Adel Tawil ist am Freitagabend mit einem starken Bühnenkonzept und großen Gefühlen in der Porsche-Arena aufgetreten. Der eigene Anspruch des Sängers war hoch.

Stuttgart - Es braucht eine Weile, bis die Gäste am Freitagabend warm werden mit der nüchternen Atmosphäre in der Porsche-Arena. Über eine Stunde lang haben Thimo Sander und Tim Kamrad das Vorprogramm zum Konzert von Adel Tawil bestritten, Sander mit schönen Songs auf seiner Akustikgitarre, der erst 22-jährige Newcomer Kamrad mit drei Bandkollegen und rockig-funkigen Stücken, eigenständig und stimmlich stark. Trotzdem herrscht während der beiden Auftritte noch ein reges Kommen und Gehen, draußen an den Verkaufsständen gibt es Pizza und Schokolade, die Fans stärken sich, bevor Adel Tawil um 20.45 Uhr die Bühne betritt.

 

Naive Verse holpern

Erstaunlich schnell hat der 41-jährige die Menge vor sich in Bann geschlagen, was zu einem guten Teil am tollen Bühnenkonzept liegt: Das quadratische Podium wird von drei Seiten vom Publikum umflutet, ein beweglicher, halbdichter Fransenvorhang dient als Projektionsfläche, die siebenköpfige Band wird auf einem Podest von hinten auf die Szene gefahren.

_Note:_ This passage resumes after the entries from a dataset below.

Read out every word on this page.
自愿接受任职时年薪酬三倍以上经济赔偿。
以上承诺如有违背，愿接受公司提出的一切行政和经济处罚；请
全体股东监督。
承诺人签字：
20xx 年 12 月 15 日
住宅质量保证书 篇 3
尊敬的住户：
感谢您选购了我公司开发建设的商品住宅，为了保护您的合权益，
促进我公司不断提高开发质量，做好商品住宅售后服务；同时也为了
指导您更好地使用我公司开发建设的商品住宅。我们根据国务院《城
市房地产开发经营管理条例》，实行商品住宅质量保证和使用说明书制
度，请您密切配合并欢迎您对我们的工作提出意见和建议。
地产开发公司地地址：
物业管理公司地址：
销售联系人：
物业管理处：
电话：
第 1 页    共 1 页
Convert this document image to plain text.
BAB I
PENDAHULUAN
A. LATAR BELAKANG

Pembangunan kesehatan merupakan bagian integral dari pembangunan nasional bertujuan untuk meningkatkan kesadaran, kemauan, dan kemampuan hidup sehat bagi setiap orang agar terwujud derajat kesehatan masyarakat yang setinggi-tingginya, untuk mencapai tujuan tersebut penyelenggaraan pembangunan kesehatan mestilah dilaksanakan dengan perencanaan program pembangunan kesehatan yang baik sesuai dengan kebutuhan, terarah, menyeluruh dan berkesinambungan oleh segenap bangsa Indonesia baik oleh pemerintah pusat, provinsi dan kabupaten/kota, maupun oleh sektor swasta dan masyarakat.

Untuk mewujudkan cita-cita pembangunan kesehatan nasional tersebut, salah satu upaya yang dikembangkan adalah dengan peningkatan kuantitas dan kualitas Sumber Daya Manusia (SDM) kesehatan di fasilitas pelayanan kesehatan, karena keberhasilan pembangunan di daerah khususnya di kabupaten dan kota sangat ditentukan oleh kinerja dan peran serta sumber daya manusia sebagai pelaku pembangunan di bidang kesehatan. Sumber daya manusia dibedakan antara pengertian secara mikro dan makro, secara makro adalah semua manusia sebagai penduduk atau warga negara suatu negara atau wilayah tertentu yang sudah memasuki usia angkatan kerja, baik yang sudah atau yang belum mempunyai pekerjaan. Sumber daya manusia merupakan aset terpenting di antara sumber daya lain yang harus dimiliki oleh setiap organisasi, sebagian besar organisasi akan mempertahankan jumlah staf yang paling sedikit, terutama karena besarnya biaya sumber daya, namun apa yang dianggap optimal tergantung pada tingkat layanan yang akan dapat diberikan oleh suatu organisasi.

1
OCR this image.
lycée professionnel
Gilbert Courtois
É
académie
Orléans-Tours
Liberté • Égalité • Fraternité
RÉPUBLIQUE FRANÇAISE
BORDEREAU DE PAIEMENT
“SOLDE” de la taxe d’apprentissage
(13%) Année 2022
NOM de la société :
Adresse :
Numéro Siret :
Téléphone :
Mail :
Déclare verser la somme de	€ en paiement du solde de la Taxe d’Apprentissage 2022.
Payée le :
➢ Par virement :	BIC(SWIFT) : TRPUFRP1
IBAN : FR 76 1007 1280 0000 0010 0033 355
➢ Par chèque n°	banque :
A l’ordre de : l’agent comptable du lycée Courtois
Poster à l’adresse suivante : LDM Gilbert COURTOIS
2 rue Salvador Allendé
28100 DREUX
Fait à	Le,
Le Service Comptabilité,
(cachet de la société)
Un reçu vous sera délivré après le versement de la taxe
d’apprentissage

Die Musik des gebürtigen Berliners nimmt sich dagegen schlichter aus. Der erste elektronisch puckernde Song „Liebe to Go“ stammt von Tawils aktuellem Album „Alles lebt“ und klingt wie eine unbestimmte Erinnerung an die Musik der Achtziger. Über die Synthetikklänge holpern Tawils naive Verse: „Wir drehen uns durch die Nacht ins Sonnenlicht/Außer uns beiden gibt es sonst nichts/Würd’ gerne sagen: Chef, ich komm’ nicht/Weil das Allerbeste auf der Welt umsonst ist“.

Es wird manchmal schwierig

Doch gerade diese Einfachheit ist wohl kalkuliert und das Markenzeichen nicht nur von Tawils Musik, sondern auch das seiner Kollegen wie Andreas Bourani oder Xavier Naidoo, die mit scheinbar bodenständigen, dabei oft mit Pathos aufgeladenen Sprachbildern intensive Gefühle besingen. Auch bei Adel Tawil geht es um Kometen und Sterne, um den Herzschlag eines anderen, im Song „Neonfarben“ wird eine Frau angebetet, „mit deiner Haut, die wie Gold glänzt“, sogar „von Göttern gebaut“ - die echte Empfindung verblasst vor soviel Überschwang.

Schwierig wird es immer dann, wenn Tawil abseits emotionaler Innerlichkeit sozial relevante Themen anzusprechen versucht. Im Stück „Atombombe“ etwa verarbeitet er das Erlebnis eines Raketen-Fehlalarms auf der Insel Hawaii, wo Tawil 2018 an Aufnahmen arbeitete. „Die Welt sieht schön aus, so kurz vor ihrem Ende“ lautet eine gruselig verrutschte Zeile. Da hilft auch die beste Absicht wenig.